Over the past few months, I’ve had the opportunity to really contemplate what adoption is to me and why it is important. Perhaps it’s the long holiday season when we are forced to look at our familial relationships (ready or not). Perhaps it’s the shorter days of sunlight that pull my mind into a sea of melancholy.  If I am being honest, there are days I look around at my life and wonder what on earth I got myself into. Adoption is hard for everyone involved, no matter what movies and books proclaim. 

There is no place for a Savior complex in adoption. While our decision may have helped keep my kids from returning to an abusive situation, I have not saved anyone. For that matter, as grateful as we are to the caseworkers, police, and judges involved, none of us save,d our kids from destruction. We may have removed them from imminent danger. Unfortunately for all parties involved, adoption can be, and most often is, a traumatic event. 

So, from one perspective, adoption is trauma.

But let’s look deeper. Adoption is also the capacity for unimaginable joy. This is not a Pollyanna, rose-colored glasses situation. I have cried myself to sleep over our lack of ability to find happiness before. My adopted kids came to us through the foster care system. Those words alone can bring nausea to some.
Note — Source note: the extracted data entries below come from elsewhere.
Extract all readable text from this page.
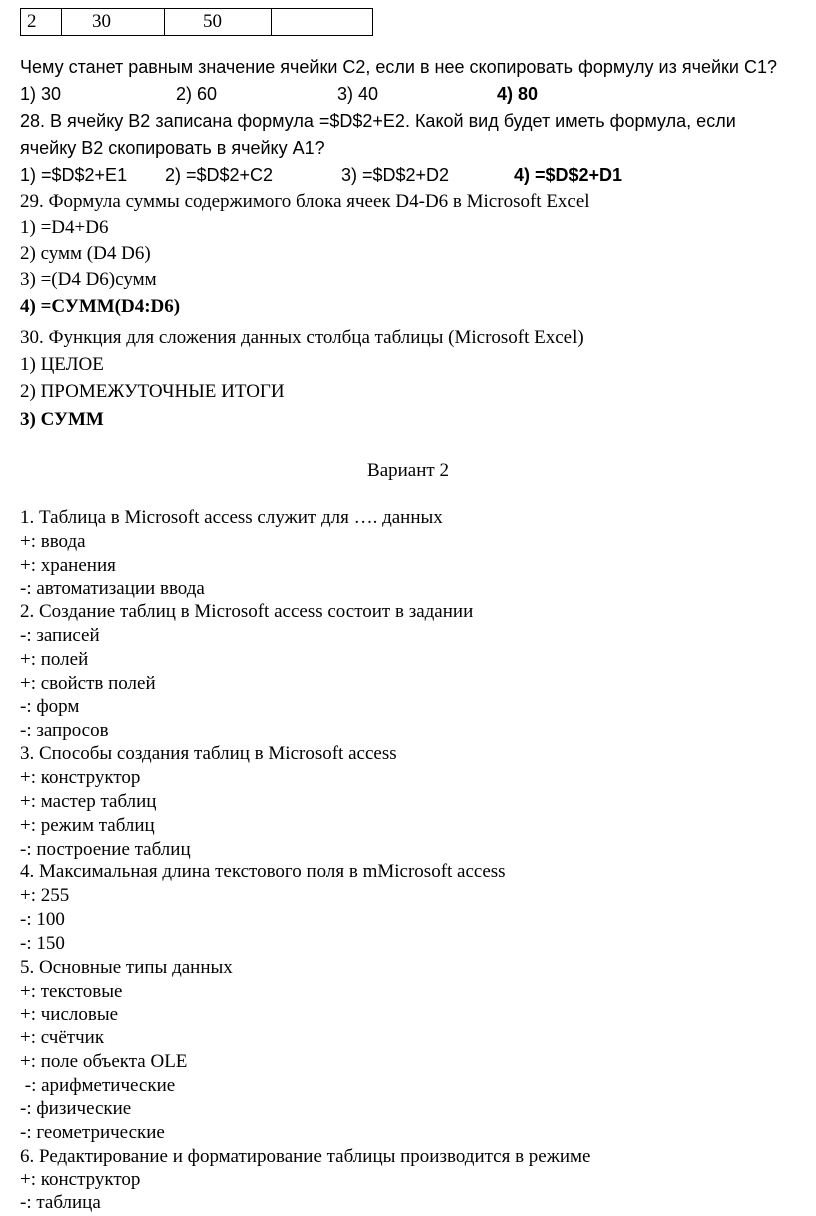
2	30	50	
Чему станет равным значение ячейки С2, если в нее скопировать формулу из ячейки С1?
1) 30	2) 60	3) 40	4) 80
28. В ячейку В2 записана формула =$D$2+E2. Какой вид будет иметь формула, если
ячейку В2 скопировать в ячейку А1?
1) =$D$2+E1 2) =$D$2+C2	3) =$D$2+D2	4) =$D$2+D1
29. Формула суммы содержимого блока ячеек D4-D6 в Microsoft Excel
1) =D4+D6
2) сумм (D4 D6)
3) =(D4 D6)сумм
4) =СУММ(D4:D6)
30. Функция для сложения данных столбца таблицы (Microsoft Excel)
1) ЦЕЛОЕ
2) ПРОМЕЖУТОЧНЫЕ ИТОГИ
3) СУММ
Вариант 2
1. Таблица в Microsoft access служит для …. данных
+: ввода
+: хранения
-: автоматизации ввода
2. Создание таблиц в Microsoft access состоит в задании
-: записей
+: полей
+: свойств полей
-: форм
-: запросов
3. Способы создания таблиц в Microsoft access
+: конструктор
+: мастер таблиц
+: режим таблиц
-: построение таблиц
4. Максимальная длина текстового поля в mMicrosoft access
+: 255
-: 100
-: 150
5. Основные типы данных
+: текстовые
+: числовые
+: счётчик
+: поле объекта OLE
-: арифметические
-: физические
-: геометрические
6. Редактирование и форматирование таблицы производится в режиме
+: конструктор
-: таблица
But also, my kids are incredible people–amazing, intense, and confusing people, but the amount of joy they bring to our home is equally intense as their personalities. 


Adoption is grief: grief over what could have been and grief of a birth family imagining what it would have been like if they could have been the ones to raise the adopted child. It is the grief of a birth mother who believed she was making the best choice for her child but still hears phantom baby cries in her empty apartment. It is the grief of an adoptive family knowing that no matter what they do, they will never measure up to some of their children in the light of imagined birth families. 

Adoption is the grief of the separation that leads to the need for adoption and foster care in the first place. It is the grief of saying goodbye again and again and again, feeling like your heart has left the house and is never coming back. Adoption is the unimaginable ache of knowing the child is going back to their best case scenario, their birth family they belong in, but wishing selfishly they could stay in your arms and care forever

It is the grief of realizing the children we wanted to adopt were different after they were placed in our home and settled. What looked manageable on paper that was curated to pull heartstrings, is unmanageable and terrifying in the light of day. 

It is grief because the happiness over adoption day becomes overshadowed by a child’s self-sabotage trying to deal with their personal, indescribable grief. Finally feeling like they are safe to express their true feelings, the child realizes there is so much to be confused and sad about when visitation days don’t happen anymore, when they get confused and write the wrong last name on papers, and when they call out for Mommy and the wrong person comes because the mommy they want isn’t there anymore; yes, adoption is definitely grief. 

But mostly, the biggest thing besides happiness, family, and love, adoption is hope: hope that even facing astronomical odds, this one child will face a tomorrow because adults in their lives made the best choices in horrible situations.

Despite the persistent call towards discontent, there is hope that a child may be the one to break the bonds of generational abuse. Their current pain and grief may still bridge the gap for them and those after them to live more hopeful, less heartbreaking lives. 

Adoption is hope that tomorrow we will all be a little bit closer to being healed. Is this overly optimistic in the day and age of internet discord and discussion? It could be seen that way, certainly. My own personal journey on the route of adoption has certainly lent me a perspective that leans towards cynicism. On my worst days, I throw my hands up and yell at the ceiling that everything I am doing is hopeless and pointless. 

However, on my best days? Those days when my kiddo who couldn’t, in the early days, be spoken to without her then hiding in fear, now cracks a silly joke and climbs on my lap like it was no big thing. Those are days I find hope for all of us. 

While adoption is not really a best-case scenario for anyone involved, I think it is better than the alternatives. I’d rather my child struggle and yell at me than know she was somewhere else being starved, abandoned, or abused. I will be the whipping boy for my child’s anger at their history and circumstances. I’ll take the hatred aimed at me not for my own actions but for the actions of others. If I get to be their safest place, if they can feel the sun on their face, and a breeze in their hair instead of being locked in a closet, I’ll take it. Not in an, “I’m a brave martyr” kind of way, but in a, “God this sucks, but it’s better than the alternative” kind of way. 

Maybe this seems dire to you, depressing at best, that my best view of adoption can be hope. At the end of the day, I will be left with my own impression and you will be left with yours. But eight years deep into a relationship with my kids, my views on the world, adoption, and life have changed a great deal. 

If you are further along and can find unbridled joy every day, please give me the name of your psychiatrist and/or the name of the medication you are taking. I’m kidding (mostly) But I know in today’s world, we are more open to things like mental health and sharing scary experiences with others. I know that some of you are steeped in the same pain my family is–desperately grateful for this life that can be desperately hard. And for us, hope is possibly the best description of adoption there can be.